By James Shott
Older readers will remember the heyday of radio, those days when AM radio was king, the primary entertainment and information medium. There was no TV, no FM radio, no satellite radio. In those days, there was just AM.
As time passed, television got its start and AM radio’s golden years came to an end. Later, AM faced the further challenge of FM radio, which eventually became the more popular of the two bands, due to superior technical capabilities. As FM radio grew in popularity in the 70s, AM radio’s popularity faded, and nearly died.
There was a huge investment in AM radio by private businesses, many of whom gradually invested in the newer FM technology. But owners didn’t want to just pull the plug on the AM band stations.

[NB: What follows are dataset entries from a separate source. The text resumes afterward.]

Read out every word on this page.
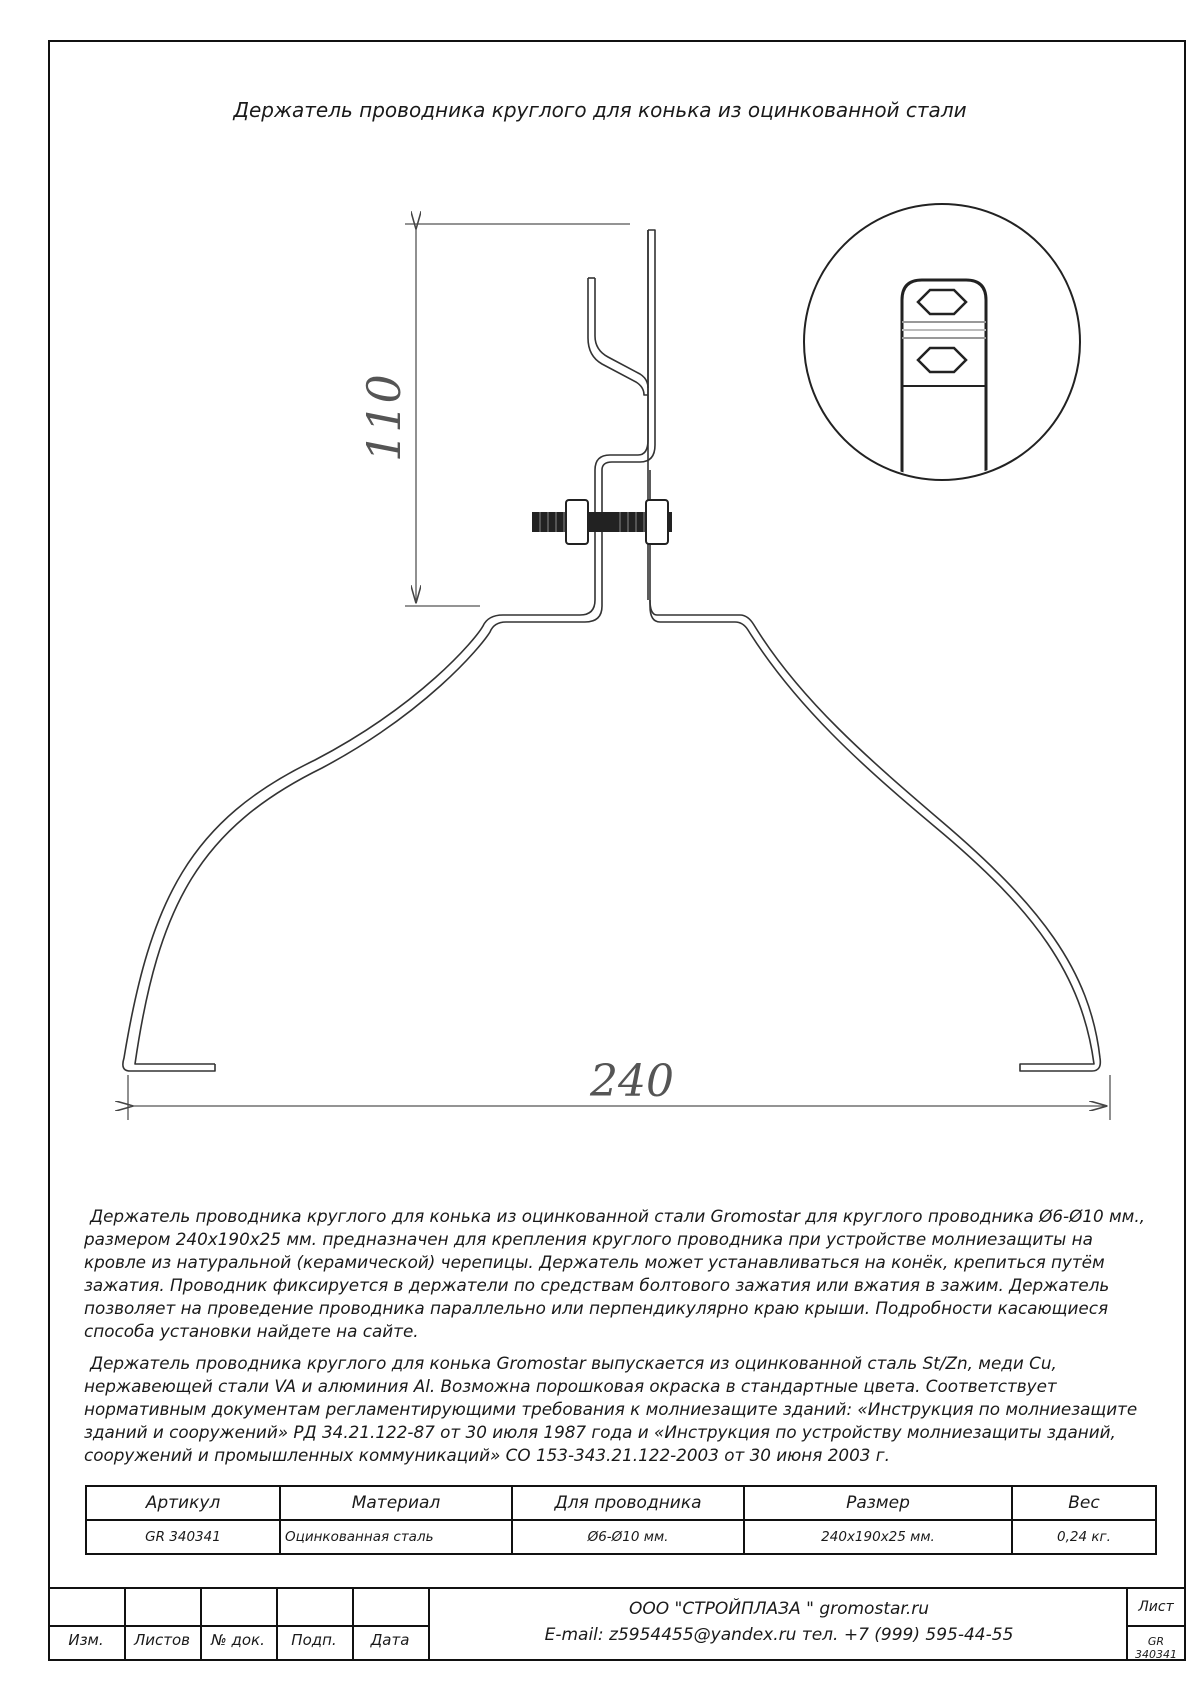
Держатель проводника круглого для конька из оцинкованной стали
110
240

Держатель проводника круглого для конька из оцинкованной стали Gromostar для круглого проводника Ø6-Ø10 мм., размером 240x190x25 мм. предназначен для крепления круглого проводника при устройстве молниезащиты на кровле из натуральной (керамической) черепицы. Держатель может устанавливаться на конёк, крепиться путём зажатия. Проводник фиксируется в держатели по средствам болтового зажатия или вжатия в зажим. Держатель позволяет на проведение проводника параллельно или перпендикулярно краю крыши. Подробности касающиеся способа установки найдете на сайте.

Держатель проводника круглого для конька Gromostar выпускается из оцинкованной сталь St/Zn, меди Cu, нержавеющей стали VA и алюминия Al. Возможна порошковая окраска в стандартные цвета. Соответствует нормативным документам регламентирующими требования к молниезащите зданий: «Инструкция по молниезащите зданий и сооружений» РД 34.21.122-87 от 30 июля 1987 года и «Инструкция по устройству молниезащиты зданий, сооружений и промышленных коммуникаций» СО 153-343.21.122-2003 от 30 июня 2003 г.

Артикул	Материал	Для проводника	Размер	Вес
GR 340341	Оцинкованная сталь	Ø6-Ø10 мм.	240x190x25 мм.	0,24 кг.
Изм.	Листов	№ док.	Подп.	Дата
ООО "СТРОЙПЛАЗА " gromostar.ru
E-mail: z5954455@yandex.ru тел. +7 (999) 595-44-55
Лист
GR 340341
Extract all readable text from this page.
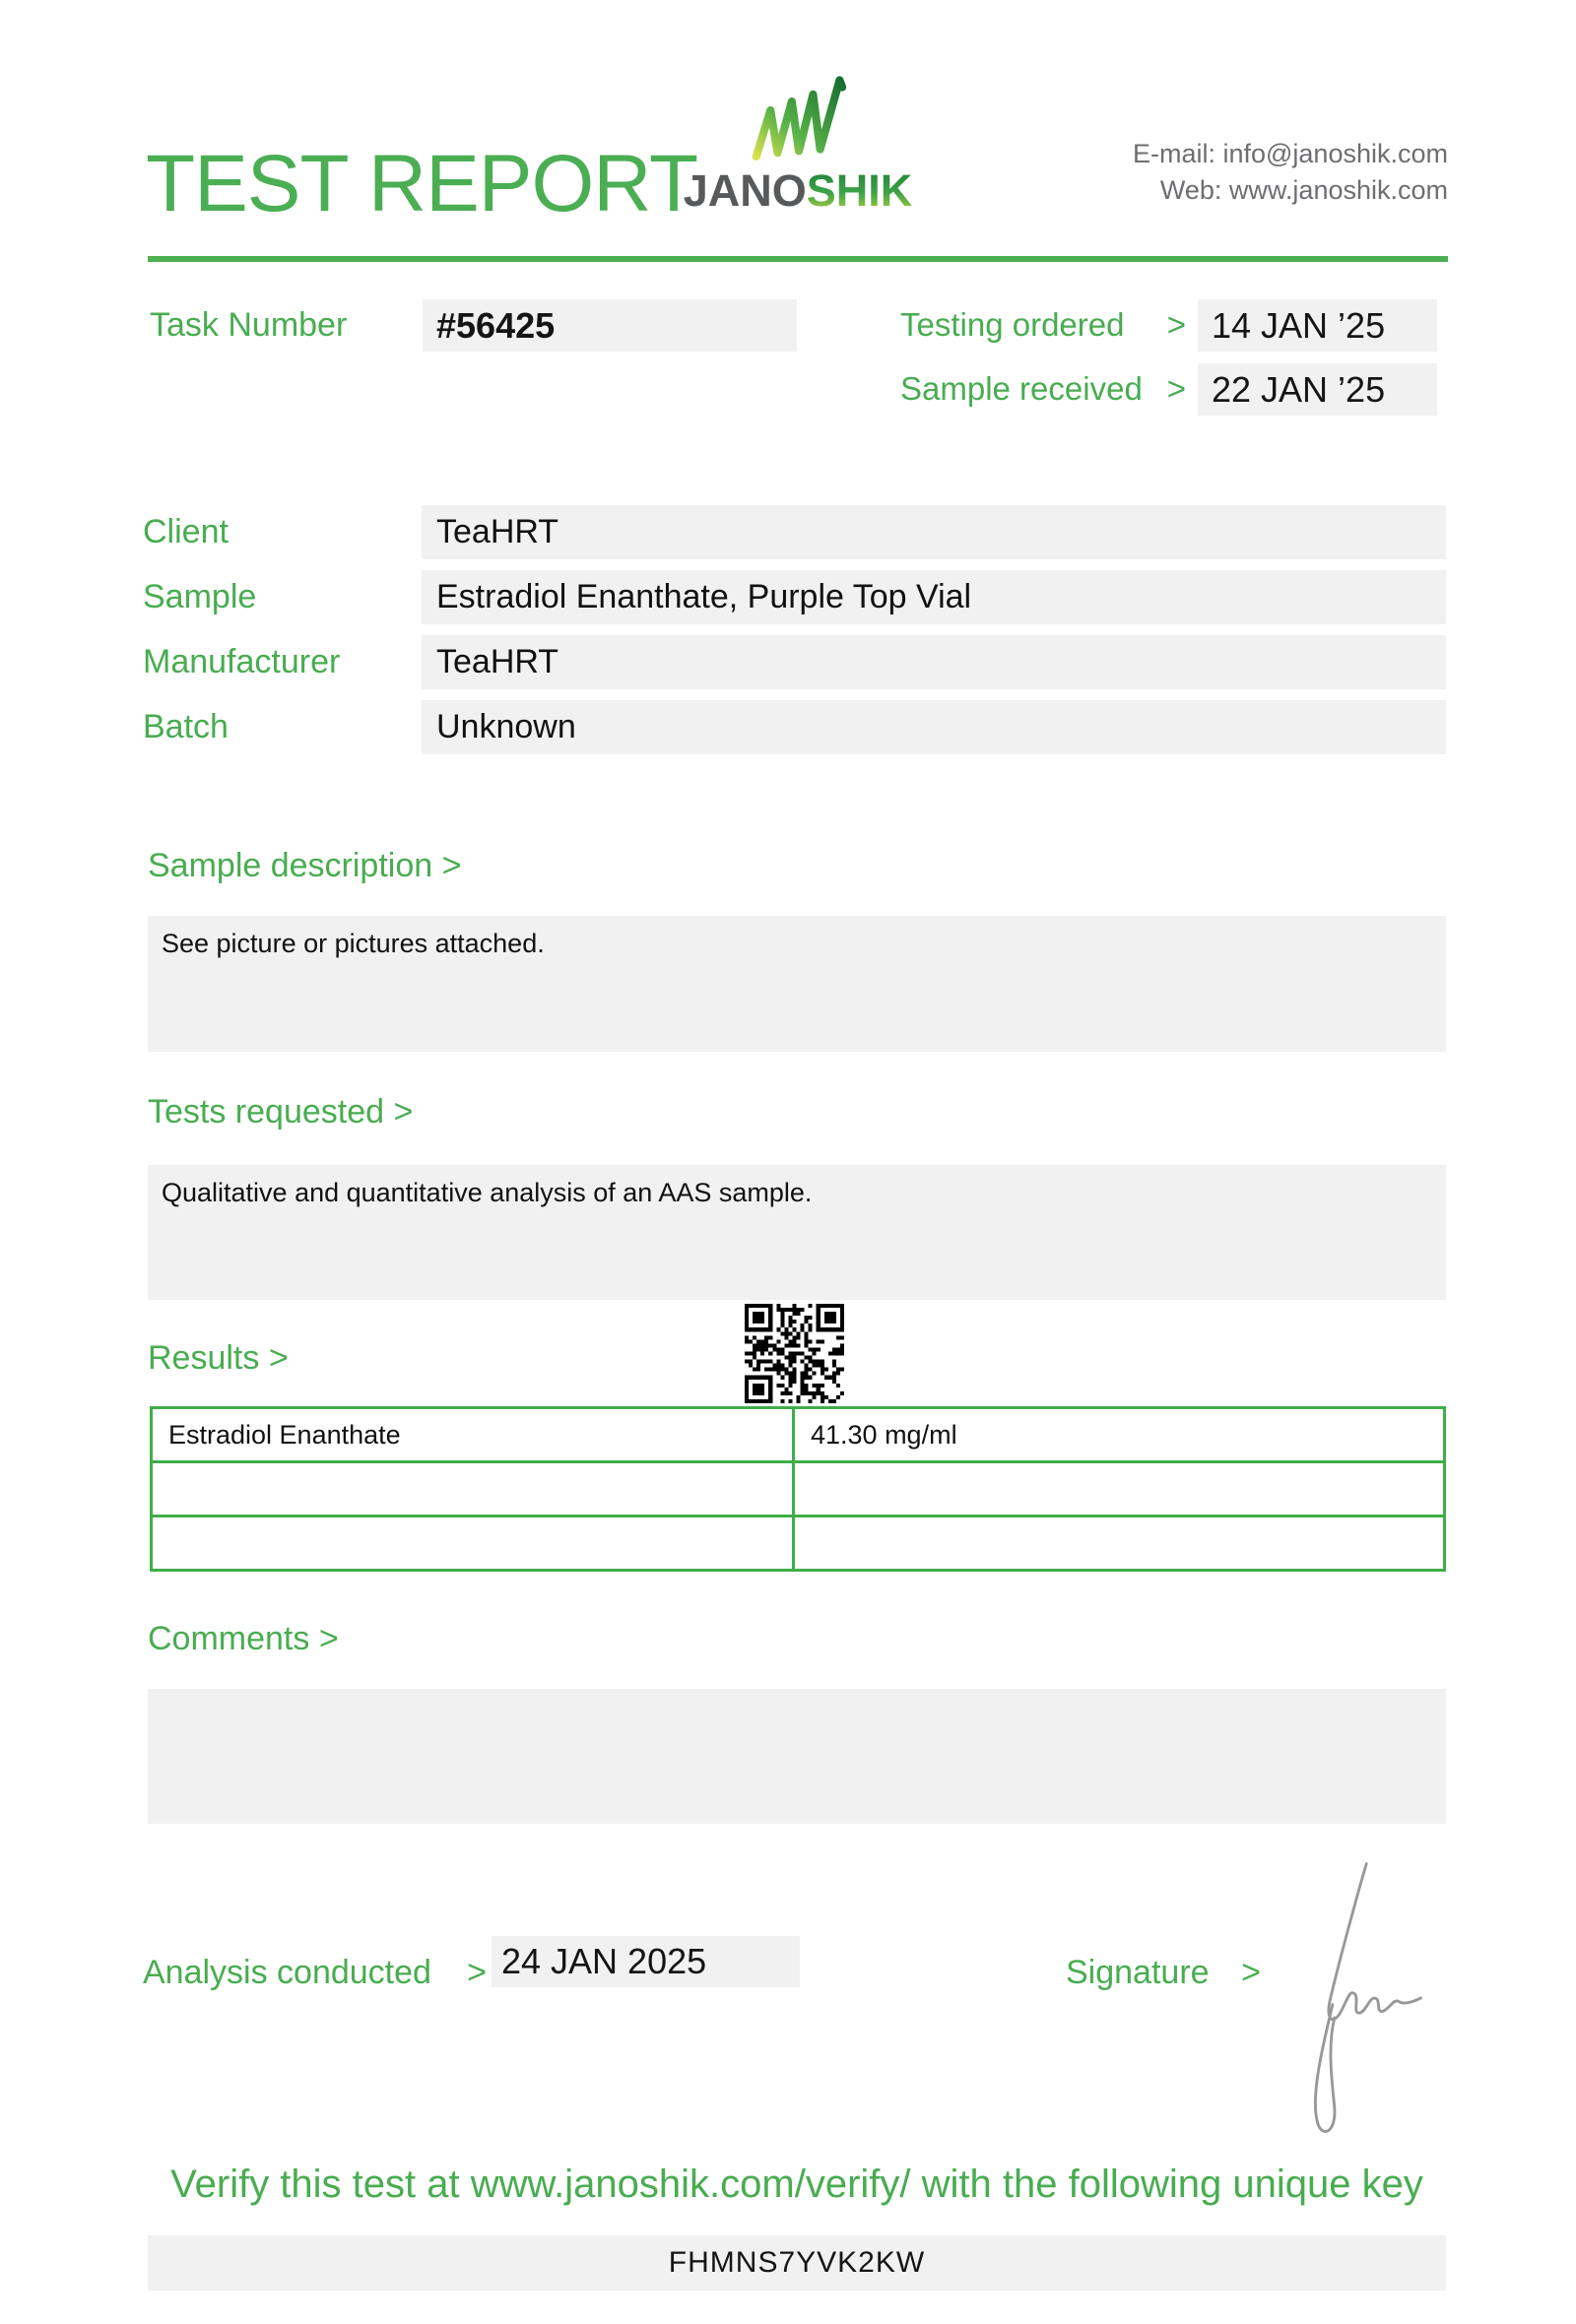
TEST REPORT
JANOSHIK
E-mail: info@janoshik.com
Web: www.janoshik.com
Task Number	#56425	Testing ordered > 14 JAN ’25
Sample received > 22 JAN ’25
Client	TeaHRT
Sample	Estradiol Enanthate, Purple Top Vial
Manufacturer	TeaHRT
Batch	Unknown
Sample description >
See picture or pictures attached.
Tests requested >
Qualitative and quantitative analysis of an AAS sample.
Results >
Estradiol Enanthate	41.30 mg/ml
Comments >
Analysis conducted > 24 JAN 2025	Signature >
Verify this test at www.janoshik.com/verify/ with the following unique key
FHMNS7YVK2KW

Commercial radio stations are successful if their programming attracts listeners in large enough numbers to attract sufficient advertising to pay the bills. Broadcasters experimented with a few new formats on AM, which eventually produced a talk show format that people liked and listened to. AM radio was revived.
Station owners will put any talk program that meets broadcasting standards on the air, as long as it attracts a large enough audience to produce adequate advertising dollars. They don’t care if it’s Rush Limbaugh or Alan Colmes or Bill Bennett or Randi Rhodes, so long as people listen and advertisers buy spots.
Through the years listeners have told station owners through their listening preferences that they like conservative political talk far more than they like liberal political talk, thus conservative shows dominate the medium. This is a choice freely made by listeners in a free and open marketplace.
That may be because more Americans are conservative than liberal; or more conservatives listen to talk radio than liberals; or that conservative programs and hosts are superior to their liberal competitors. However, the listening audience prefers conservative talk programs to their liberal competition, and the “why” doesn’t matter. This should be the end of the discussion, since the issue has been resolved by the consumers of AM radio.
It isn’t.
The people on the short end of the market surveys — liberal Democrats —think it is unfair that they have fewer hours of programming than conservatives, and apparently believe that listeners should not have the programming they have clearly demonstrated they prefer, and some even go so far as to charge that there is some sort of sinister plot by right-wingers.
Unwilling or unable to produce a product that listeners will accept in numbers equal to their competition, they want the government to force balance between hours of conservative talk and hours of liberal talk, and they have chosen to achieve this goal by bringing back the odious governmental control mechanism called, curiously, the “Fairness Doctrine.”
Briefly, the Fairness Doctrine is an outdated (1949) attempt by government to provide balance on public issues in an era when people had far fewer sources for news and information than they have today. The Federal Communications Commission wanted to be sure that broadcasters presented both sides of public interest issues. There may have been justification for this rule in the 50s when there were few cable TV systems, few FM radio stations, no Internet, and fewer print sources. But not today when there are multitudes of news and information sources of all varieties, many of them free for the taking. Anyone who isn’t well informed on important issues these days just isn’t trying.
There is some sympathy in the Congress for reviving the Fairness Doctrine from Senators John Kerry and Dick Durbin and Representatives John Dingell, Dennis Kucinich, and Louise Slaughter. And, in his confirmation hearings Attorney General-designate Eric Holder would not give a straight answer on whether he supports it.
Proponents say this is about fairness, and will try to substantiate that claim by saying that radio airwaves belong to the public and the government has an obligation to see that there is political balance. But commercial broadcasters are private businesses, not government information agents. This is an effort to silence dissenting voices and replace the people’s judgment and free choice with the judgment of the politicians in Washington.
By imposing the Fairness Doctrine on commercial talk radio after the public has made its programming choices, our government is replacing the judgment of listeners with the judgment of Washington politicians.
But Americans can think for themselves; they don’t need a bunch of politicians telling them what they should like or what they can listen to. And more important, the federal government has no business sticking its nose into commercial radio.
By providing people what they want, businesses of all types succeed where their competitors who do not provide customers what they want fail. This is how the free market works. If a successful business model has to be modified because of a government edict to include programming that has proven unsuccessful, AM radio operators can count on advertising income dropping, putting their businesses in jeopardy.
If Big Brother insists on trying to impose “fairness” on AM radio, it had better also get to work on NBC, ABC, CBS, MSNBC, and, of course, National Public Radio.